In general, immigrant women in the Canadian labor force, particularly those from racialized communities, have traditionally been disproportionately represented in lower-paying roles, such as those in accommodation and food services or the hospitality industry.
Data from the Labor Force Survey in August 2023 reveals that female workers (6.2%) are more likely to hold multiple jobs compared to their male counterparts (4.7%), especially among immigrants who have been admitted to Canada within the last decade (6.9%). This suggests that recently arrived immigrant women are the most inclined to hold multiple jobs.
Differences in Income Distribution Among Immigrant Women
A notable divergence in the Gender Wage Gap (GWG) is evident when comparing immigrant women in lower and higher pay distribution positions. While those in lower pay distribution roles have made strides in narrowing the GWG, their counterparts in higher hourly pay distribution positions have yet to witness any such progress since 2007.
For instance, immigrant women with lower pay distribution profiles who arrived as adults have significantly reduced their wage gap by 13.7 percentage points, declining from 20.0% in 2007 to 6.3% in 2022.
Conversely, those positioned at the upper end of the pay distribution scale have experienced minimal change. Maintaining a GWG of 20.1% between 2007 and 2022. Immigrant women who arrived as children and occupied higher pay distribution positions faced a gap of 11.3%.
Age also plays a role in shaping the GWG dynamics. The study highlights improvements among immigrant women landing in Canada as adults and fall within the 25-29 age bracket. Their GWG has shifted from 30.5% in 2007 to 12.0% in 2022.
Women Less Likely to Serve as Primary Applicants in Immigration
Data from 2022 reveals that many female immigrants, totaling 1,215,200, arrived in Canada as secondary applicants within economic immigration programs. These individuals are typically spouses, partners, or dependents of principal applicants applying for immigration through programs such as Express Entry. Additionally, another 1,194,685 immigrant women entered Canada through family class sponsorship.
Statistics Canada highlights the challenges immigrant women face who do not hold the primary economic applicant status.

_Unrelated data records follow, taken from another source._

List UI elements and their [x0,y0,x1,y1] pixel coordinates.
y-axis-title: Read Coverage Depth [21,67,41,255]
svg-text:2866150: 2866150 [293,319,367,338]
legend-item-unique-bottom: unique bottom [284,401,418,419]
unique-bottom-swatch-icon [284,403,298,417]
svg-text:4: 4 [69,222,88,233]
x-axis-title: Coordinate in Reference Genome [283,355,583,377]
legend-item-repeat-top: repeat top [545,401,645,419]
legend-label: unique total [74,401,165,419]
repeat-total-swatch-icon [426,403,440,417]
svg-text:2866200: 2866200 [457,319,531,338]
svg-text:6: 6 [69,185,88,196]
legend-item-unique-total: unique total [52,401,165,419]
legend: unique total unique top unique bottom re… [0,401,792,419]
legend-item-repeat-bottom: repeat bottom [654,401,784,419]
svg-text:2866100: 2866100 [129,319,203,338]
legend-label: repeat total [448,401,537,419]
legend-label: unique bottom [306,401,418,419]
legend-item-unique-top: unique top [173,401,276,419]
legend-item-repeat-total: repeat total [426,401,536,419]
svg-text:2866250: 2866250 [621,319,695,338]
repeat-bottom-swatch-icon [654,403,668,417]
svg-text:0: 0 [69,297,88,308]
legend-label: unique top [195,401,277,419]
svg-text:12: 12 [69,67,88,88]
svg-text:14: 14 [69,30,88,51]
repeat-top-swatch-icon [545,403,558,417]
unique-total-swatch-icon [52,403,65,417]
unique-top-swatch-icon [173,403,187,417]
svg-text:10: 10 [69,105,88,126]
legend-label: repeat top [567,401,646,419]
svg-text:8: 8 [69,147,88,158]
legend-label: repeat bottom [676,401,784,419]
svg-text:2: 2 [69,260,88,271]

They often need help securing employment due to language proficiency requirements and hurdles in recognizing their skills, education, or experience.

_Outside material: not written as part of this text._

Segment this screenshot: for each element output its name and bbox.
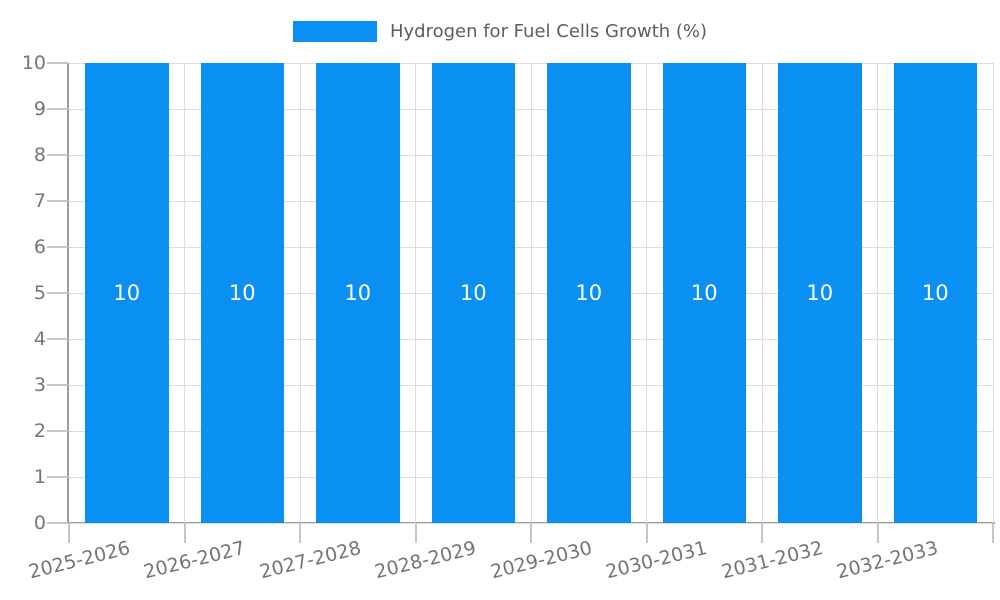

Furthermore, many immigrant women confront gender-specific barriers, including discrimination within the job market and the division of labor based on gender roles within their families.
A September 2022 report from Statistics Canada indicates the following. When immigrant women were part of couples with children aged 1 to 5, only 45% worked full-time. In contrast, 64% of Canadian-born women in similar situations were employed full-time.

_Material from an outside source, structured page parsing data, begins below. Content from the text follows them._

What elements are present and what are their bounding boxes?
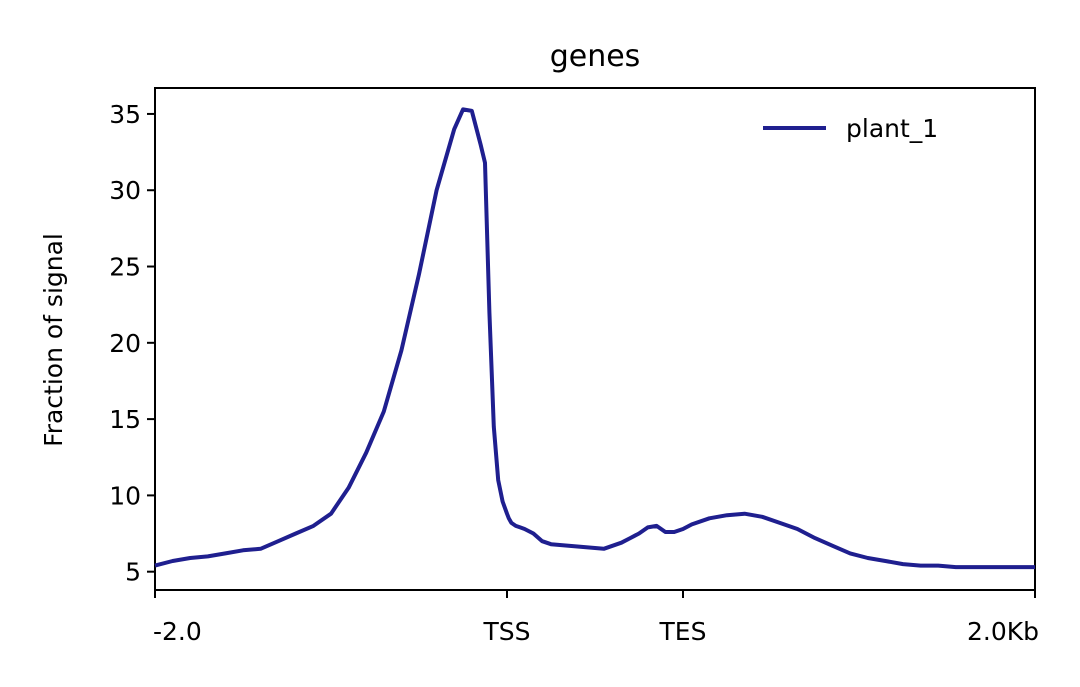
y-tick-label: 5 — [125, 558, 141, 587]
y-axis-label: Fraction of signal — [39, 233, 68, 447]
x-tick-label: 2.0Kb — [967, 617, 1039, 646]
x-axis: -2.0 TSS TES 2.0Kb — [153, 590, 1039, 646]
x-tick-label: -2.0 — [153, 617, 202, 646]
y-tick-label: 10 — [109, 481, 141, 510]
y-tick-label: 35 — [109, 100, 141, 129]
y-tick-label: 25 — [109, 253, 141, 282]
legend: plant_1 — [763, 114, 938, 143]
y-tick-label: 30 — [109, 176, 141, 205]
legend-label: plant_1 — [846, 114, 938, 143]
series-line-plant_1 — [154, 107, 1035, 570]
plot-frame — [154, 87, 1036, 591]
y-tick-label: 15 — [109, 405, 141, 434]
x-tick-label: TES — [659, 617, 707, 646]
x-tick-label: TSS — [482, 617, 530, 646]
chart-title: genes — [550, 39, 641, 74]
y-tick-label: 20 — [109, 329, 141, 358]
y-axis: 5 10 15 20 25 30 35 — [109, 100, 155, 587]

To alleviate some of the gender-related burdens women face, especially regarding childcare, the Canadian government committed over $27 billion over a 5-year period as part of the 2021 Budget. This investment aims to establish a national early learning and childcare system in collaboration with provinces and territories.
According to a report by TD Economics released in June, the labor force participation rate among women with children under 6 has increased by 4 percentage points since 2020. This reflects the entry of approximately 111,000 additional women into the Canadian workforce as childcare services become more accessible and workplaces adopt more flexible, hybrid arrangements.